Looks like he’s going to fall
I saw a physics question once that ended with: “For the purposes of this exercise assume the Earth is flat.”
I may be taking this too seriously, but the bear should bounce all the way down along with the ball after the first bounce of the ball and the first step of the bear. When they meet, the ball is at its peak and have no energy, potential or kinetic. It cannot prevent the bear from falling with it.
Edit : I’m so stupid. I meant that the ball has no kinetic energy but only potential, and can not give it upon contact with the bear. If you want you can still use my original formulation just by setting the “origin” potential energy at the beginning of the problem. Then you have negative potential energy when the ball drop. Inelegant in a way, but allow the energy of the ball to stay at zero, the potential energy being at any time equal to the opposite of the kinetic energy.

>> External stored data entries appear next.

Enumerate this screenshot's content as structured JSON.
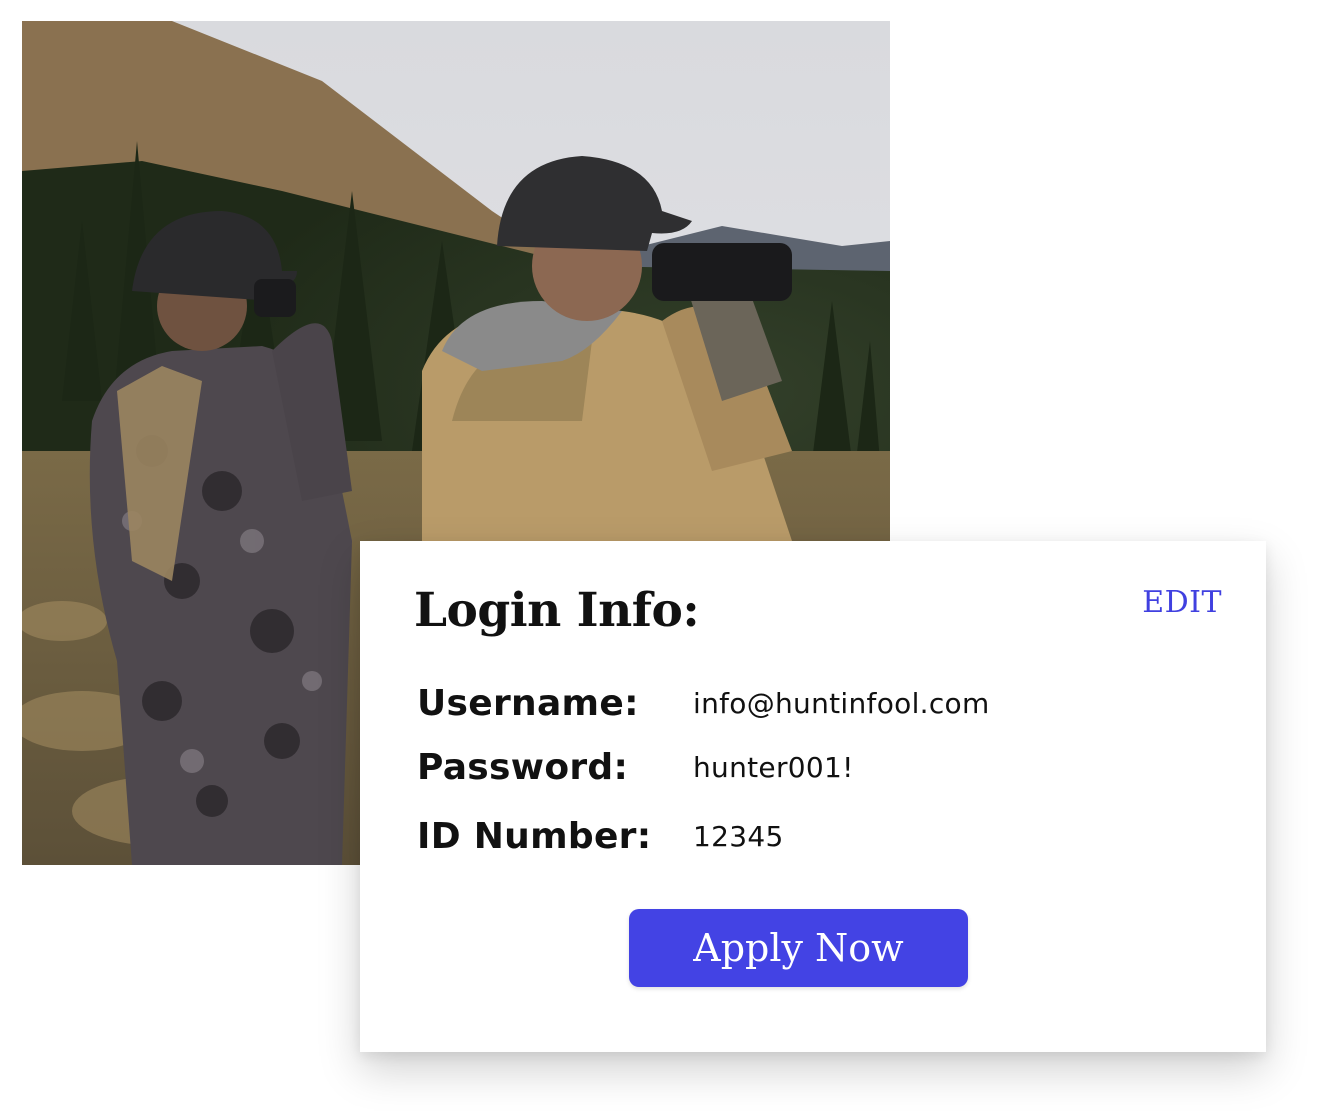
{
  "photo": {
    "description_icon": "hunters-binoculars-photo",
    "colors": {
      "sky": "#dcdde2",
      "hillside": "#8a7150",
      "forest": "#27331f",
      "jacket_tan": "#b99b69",
      "camo": "#4d474d"
    }
  },
  "login_card": {
    "title": "Login Info:",
    "edit_label": "EDIT",
    "fields": [
      {
        "label": "Username:",
        "value": "info@huntinfool.com"
      },
      {
        "label": "Password:",
        "value": "hunter001!"
      },
      {
        "label": "ID Number:",
        "value": "12345"
      }
    ],
    "apply_label": "Apply Now"
  },
  "colors": {
    "accent": "#4343e4",
    "edit_link": "#4040e0",
    "text": "#111111",
    "card_bg": "#ffffff"
  }
}
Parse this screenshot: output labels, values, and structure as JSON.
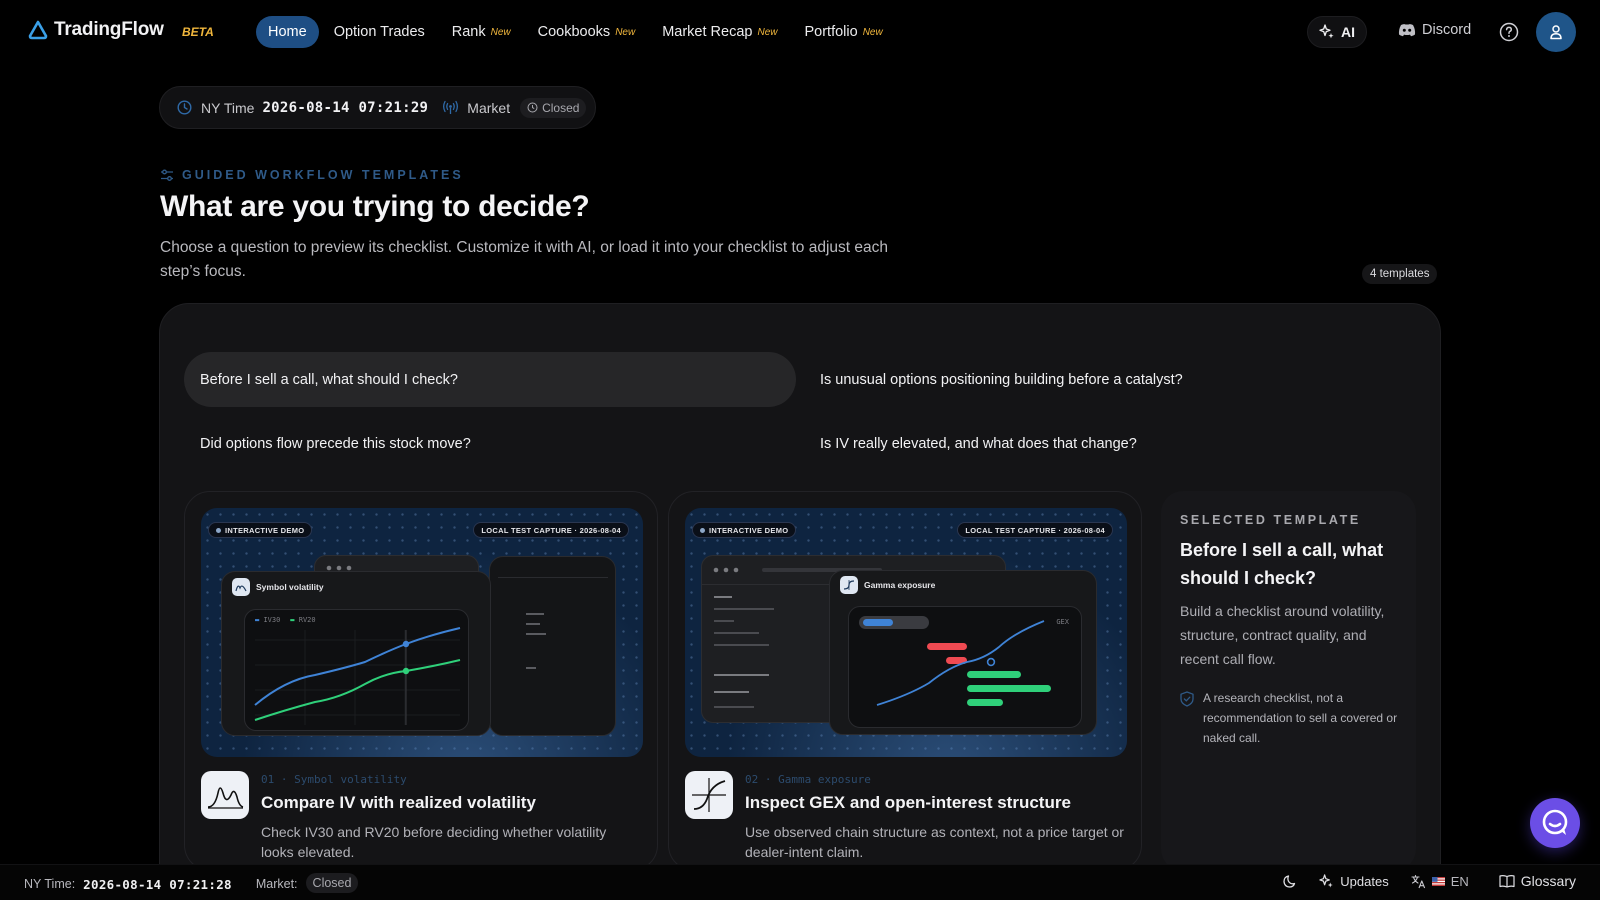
{
  "brand": {
    "name": "TradingFlow",
    "beta_label": "BETA"
  },
  "nav": {
    "items": [
      {
        "label": "Home",
        "badge": ""
      },
      {
        "label": "Option Trades",
        "badge": ""
      },
      {
        "label": "Rank",
        "badge": "New"
      },
      {
        "label": "Cookbooks",
        "badge": "New"
      },
      {
        "label": "Market Recap",
        "badge": "New"
      },
      {
        "label": "Portfolio",
        "badge": "New"
      }
    ],
    "ai_label": "AI",
    "discord_label": "Discord"
  },
  "clock": {
    "label": "NY Time",
    "datetime": "2026-08-14 07:21:29",
    "market_label": "Market",
    "market_status": "Closed"
  },
  "hero": {
    "eyebrow": "GUIDED WORKFLOW TEMPLATES",
    "title": "What are you trying to decide?",
    "subtitle": "Choose a question to preview its checklist. Customize it with AI, or load it into your checklist to adjust each step’s focus.",
    "template_count": "4 templates"
  },
  "questions": [
    "Before I sell a call, what should I check?",
    "Is unusual options positioning building before a catalyst?",
    "Did options flow precede this stock move?",
    "Is IV really elevated, and what does that change?"
  ],
  "cards": [
    {
      "demo_tag": "INTERACTIVE DEMO",
      "capture_tag": "LOCAL TEST CAPTURE · 2026-08-04",
      "window_title": "Symbol volatility",
      "legend": [
        "IV30",
        "RV20"
      ],
      "kicker": "01 · Symbol volatility",
      "title": "Compare IV with realized volatility",
      "desc": "Check IV30 and RV20 before deciding whether volatility looks elevated."
    },
    {
      "demo_tag": "INTERACTIVE DEMO",
      "capture_tag": "LOCAL TEST CAPTURE · 2026-08-04",
      "window_title": "Gamma exposure",
      "side_label": "GEX",
      "kicker": "02 · Gamma exposure",
      "title": "Inspect GEX and open-interest structure",
      "desc": "Use observed chain structure as context, not a price target or dealer-intent claim."
    }
  ],
  "selected": {
    "eyebrow": "SELECTED TEMPLATE",
    "title": "Before I sell a call, what should I check?",
    "desc": "Build a checklist around volatility, structure, contract quality, and recent call flow.",
    "note": "A research checklist, not a recommendation to sell a covered or naked call."
  },
  "statusbar": {
    "time_label": "NY Time:",
    "time_value": "2026-08-14 07:21:28",
    "market_label": "Market:",
    "market_status": "Closed",
    "updates_label": "Updates",
    "lang_label": "EN",
    "glossary_label": "Glossary"
  },
  "colors": {
    "accent": "#1e4e84",
    "new_badge": "#f0b63c",
    "iv_line": "#3f83d6",
    "rv_line": "#2fd07a",
    "chat_fab": "#6b4ee6"
  }
}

I mean, if we interpret that curvature as that actually being the highest point to which the ball would rise without a bear in the way, then yeah.
To me, that curvature doesn’t look quite quadratic enough at the top, so presumably the bear threw it downwards with a bit of speed and then kicks it back down with every step. So, the ball would still have kinetic energy when it’s at the height of the bear.
Oh you’re right ! It’s even clearly suggested in the second image… I really was tired when I wrote this shitty comment…
No worries, I didn’t really look at that second panel either until after I came up with that explanation.
What do you mean, the ball has highest potential energy at its peak
How stupid am I ? very much so… I edit my post right away !